How It Works
The Miller Guidance System (MGS) has been created and refined by practitioners in a variety of settings. It is reliable, measurable and effective.
Organize the work by completing a gap analysis and inventory of people and material resources.
The Miller Guidance "Blueprint for Change" is comprised of carefully crafted questions in a 3x3x2 rubric that are posed to district stakeholder groups. It results in a comprehensive gap analysis.
A Master plan is created from this information and in collaboration with district leaders, a one year service calendar is established.
Plan the infrastructure needed to support the school change components by making decisions, setting policies and clearly communicating information to administration and school staff. Parents and community members are involved in the planning stages.
District leadership team decisions, policies, and training cover instruction, assessment and teaming issues.
Here is a sampling of the work that is done by the district leadership team:
- Clearly define the core program for basic skills and behavior. These definitions are represented on a Miller Guidance data team tool, "Instruction at a Glance," that is used to support grade level collaboration.

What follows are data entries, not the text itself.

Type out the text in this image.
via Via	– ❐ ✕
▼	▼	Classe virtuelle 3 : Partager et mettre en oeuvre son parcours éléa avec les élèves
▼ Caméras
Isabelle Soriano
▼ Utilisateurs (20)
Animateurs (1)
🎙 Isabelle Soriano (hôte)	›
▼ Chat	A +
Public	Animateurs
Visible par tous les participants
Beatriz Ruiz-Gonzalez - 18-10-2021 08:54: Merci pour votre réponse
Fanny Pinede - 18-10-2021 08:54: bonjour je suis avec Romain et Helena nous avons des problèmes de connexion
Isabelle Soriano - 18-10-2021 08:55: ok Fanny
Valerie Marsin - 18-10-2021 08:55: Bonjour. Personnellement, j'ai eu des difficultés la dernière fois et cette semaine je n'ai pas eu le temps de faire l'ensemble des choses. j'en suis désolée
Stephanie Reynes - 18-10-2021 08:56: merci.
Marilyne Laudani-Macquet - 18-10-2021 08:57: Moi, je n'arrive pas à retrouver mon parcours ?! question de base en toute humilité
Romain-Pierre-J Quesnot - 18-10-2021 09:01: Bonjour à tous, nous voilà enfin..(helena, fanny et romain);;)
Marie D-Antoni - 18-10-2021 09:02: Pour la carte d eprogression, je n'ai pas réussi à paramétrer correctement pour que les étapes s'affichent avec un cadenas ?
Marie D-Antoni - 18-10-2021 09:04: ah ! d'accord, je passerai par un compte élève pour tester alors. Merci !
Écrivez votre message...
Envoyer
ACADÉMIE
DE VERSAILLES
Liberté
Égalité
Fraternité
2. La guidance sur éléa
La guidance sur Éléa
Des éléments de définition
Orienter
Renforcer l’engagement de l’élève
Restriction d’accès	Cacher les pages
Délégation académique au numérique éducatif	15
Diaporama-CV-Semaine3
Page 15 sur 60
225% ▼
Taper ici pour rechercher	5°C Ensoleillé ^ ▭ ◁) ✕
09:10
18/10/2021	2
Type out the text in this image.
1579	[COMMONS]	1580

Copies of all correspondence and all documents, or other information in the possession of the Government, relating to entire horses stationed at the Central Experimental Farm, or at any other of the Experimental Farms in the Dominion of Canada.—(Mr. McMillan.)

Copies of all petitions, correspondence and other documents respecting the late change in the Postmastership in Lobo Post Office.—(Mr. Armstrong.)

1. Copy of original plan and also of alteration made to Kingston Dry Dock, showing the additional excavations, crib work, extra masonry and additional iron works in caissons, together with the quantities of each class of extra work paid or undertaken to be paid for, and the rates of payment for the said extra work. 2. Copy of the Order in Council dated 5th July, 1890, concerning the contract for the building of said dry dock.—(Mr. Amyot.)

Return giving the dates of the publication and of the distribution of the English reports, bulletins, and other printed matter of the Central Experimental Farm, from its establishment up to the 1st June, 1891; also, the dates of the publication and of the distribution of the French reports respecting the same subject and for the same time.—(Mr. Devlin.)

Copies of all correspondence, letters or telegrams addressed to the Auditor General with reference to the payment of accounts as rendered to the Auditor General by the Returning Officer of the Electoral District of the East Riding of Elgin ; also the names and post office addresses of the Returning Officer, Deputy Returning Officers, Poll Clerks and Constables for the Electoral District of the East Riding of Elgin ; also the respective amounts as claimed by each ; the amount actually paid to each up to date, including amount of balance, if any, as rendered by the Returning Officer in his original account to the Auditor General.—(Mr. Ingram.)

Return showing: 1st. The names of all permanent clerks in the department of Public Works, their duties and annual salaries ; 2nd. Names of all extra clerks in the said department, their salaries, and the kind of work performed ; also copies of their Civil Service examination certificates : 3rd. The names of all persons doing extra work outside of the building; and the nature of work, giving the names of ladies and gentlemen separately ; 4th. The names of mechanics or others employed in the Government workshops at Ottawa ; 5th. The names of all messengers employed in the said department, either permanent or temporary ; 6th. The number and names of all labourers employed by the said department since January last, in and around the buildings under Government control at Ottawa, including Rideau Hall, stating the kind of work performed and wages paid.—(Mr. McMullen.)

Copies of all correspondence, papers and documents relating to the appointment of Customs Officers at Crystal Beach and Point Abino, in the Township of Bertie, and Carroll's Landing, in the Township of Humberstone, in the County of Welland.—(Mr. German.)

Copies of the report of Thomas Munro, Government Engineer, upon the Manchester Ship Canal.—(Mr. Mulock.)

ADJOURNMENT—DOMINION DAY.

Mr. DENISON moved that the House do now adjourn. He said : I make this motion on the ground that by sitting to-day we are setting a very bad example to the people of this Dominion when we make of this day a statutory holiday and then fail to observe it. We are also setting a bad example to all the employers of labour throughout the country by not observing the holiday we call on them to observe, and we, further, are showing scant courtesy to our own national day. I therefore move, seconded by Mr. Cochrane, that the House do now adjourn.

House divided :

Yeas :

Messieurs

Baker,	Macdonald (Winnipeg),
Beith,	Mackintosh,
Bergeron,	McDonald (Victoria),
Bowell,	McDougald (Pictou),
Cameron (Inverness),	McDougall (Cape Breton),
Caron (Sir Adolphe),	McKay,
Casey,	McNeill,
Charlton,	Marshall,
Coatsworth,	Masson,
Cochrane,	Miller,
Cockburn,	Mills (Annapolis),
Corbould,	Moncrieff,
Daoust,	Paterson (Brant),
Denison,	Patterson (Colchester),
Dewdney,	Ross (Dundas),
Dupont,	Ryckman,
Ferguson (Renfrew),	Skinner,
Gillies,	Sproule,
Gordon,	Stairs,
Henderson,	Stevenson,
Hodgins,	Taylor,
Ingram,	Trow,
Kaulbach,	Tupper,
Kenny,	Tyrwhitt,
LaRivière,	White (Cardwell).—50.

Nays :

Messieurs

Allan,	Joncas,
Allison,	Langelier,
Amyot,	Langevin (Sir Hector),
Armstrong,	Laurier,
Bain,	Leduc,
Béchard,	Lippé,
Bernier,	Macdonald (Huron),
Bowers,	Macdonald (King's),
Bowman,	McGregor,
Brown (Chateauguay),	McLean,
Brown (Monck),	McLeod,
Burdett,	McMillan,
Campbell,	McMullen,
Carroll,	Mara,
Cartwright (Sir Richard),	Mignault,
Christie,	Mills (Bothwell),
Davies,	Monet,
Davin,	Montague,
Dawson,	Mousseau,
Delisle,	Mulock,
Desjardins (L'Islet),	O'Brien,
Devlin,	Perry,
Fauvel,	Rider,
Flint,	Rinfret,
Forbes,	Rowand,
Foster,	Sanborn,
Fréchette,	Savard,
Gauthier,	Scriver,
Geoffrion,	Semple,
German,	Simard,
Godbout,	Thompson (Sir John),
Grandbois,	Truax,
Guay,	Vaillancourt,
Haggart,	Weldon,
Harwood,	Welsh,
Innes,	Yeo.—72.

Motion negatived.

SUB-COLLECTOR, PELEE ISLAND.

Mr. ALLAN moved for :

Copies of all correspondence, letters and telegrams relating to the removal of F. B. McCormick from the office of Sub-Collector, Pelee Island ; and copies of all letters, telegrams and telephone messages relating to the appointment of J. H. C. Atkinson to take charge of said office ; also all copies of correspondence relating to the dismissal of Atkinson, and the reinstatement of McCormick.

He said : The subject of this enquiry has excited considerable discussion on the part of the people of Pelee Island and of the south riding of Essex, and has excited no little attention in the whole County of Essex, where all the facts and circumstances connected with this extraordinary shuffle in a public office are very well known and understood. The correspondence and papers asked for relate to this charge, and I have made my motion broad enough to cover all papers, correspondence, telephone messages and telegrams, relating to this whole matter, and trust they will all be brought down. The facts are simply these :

- Choose assessments for each purpose on the Assessment Hierarchy. Include plans for collecting, scoring, organizing and preparing the data.
- Choose cut scores for the assessments and establish guidelines for setting goals on progress monitoring graphs. Miller Guidance provides clients with the research based information they require to make informed cut score and goal setting decisions.
- Establish data team frequency, duration, membership, roles and protocols.
- Write policies for the assessment and instruction of English Language Learners and students with disabilities.
Implement the changes using collaborative, grade level data teams as the vehicle.
Miller Guidance uses a data team system comprised of five meetings per grade level during the school year. The meetings occur approximately every six weeks. The sequence of tasks on the protocols for each meeting is determined by the grade level and the available data sources.
During a two hour meeting, one hour is spent on grade level program analysis and adjustment and one hour is spent designing and/or reviewing targeted support for small groups of students with similar academic or behavioral needs.
Decision rules are standardized so that student progress is consistently analyzed across schools and changes are made in a timely fashion.
Miller Guidance consultants are present at first year data team meetings to provide on the spot professional development and to ensure that data team participants successfully accomplish their goal.
All parents are regularly notified of their child’s progress using an established system.
Evaluate district and school trends, and set goals
Using the district’s data sources, Miller Guidance creates an end of the year data summary that is disaggregated by grade and subgroup. Intervention tools are also evaluated by looking at the progress monitoring data. Trends are analyzed for the purpose of establishing a closer link between interventions and the students that derive benefit from them.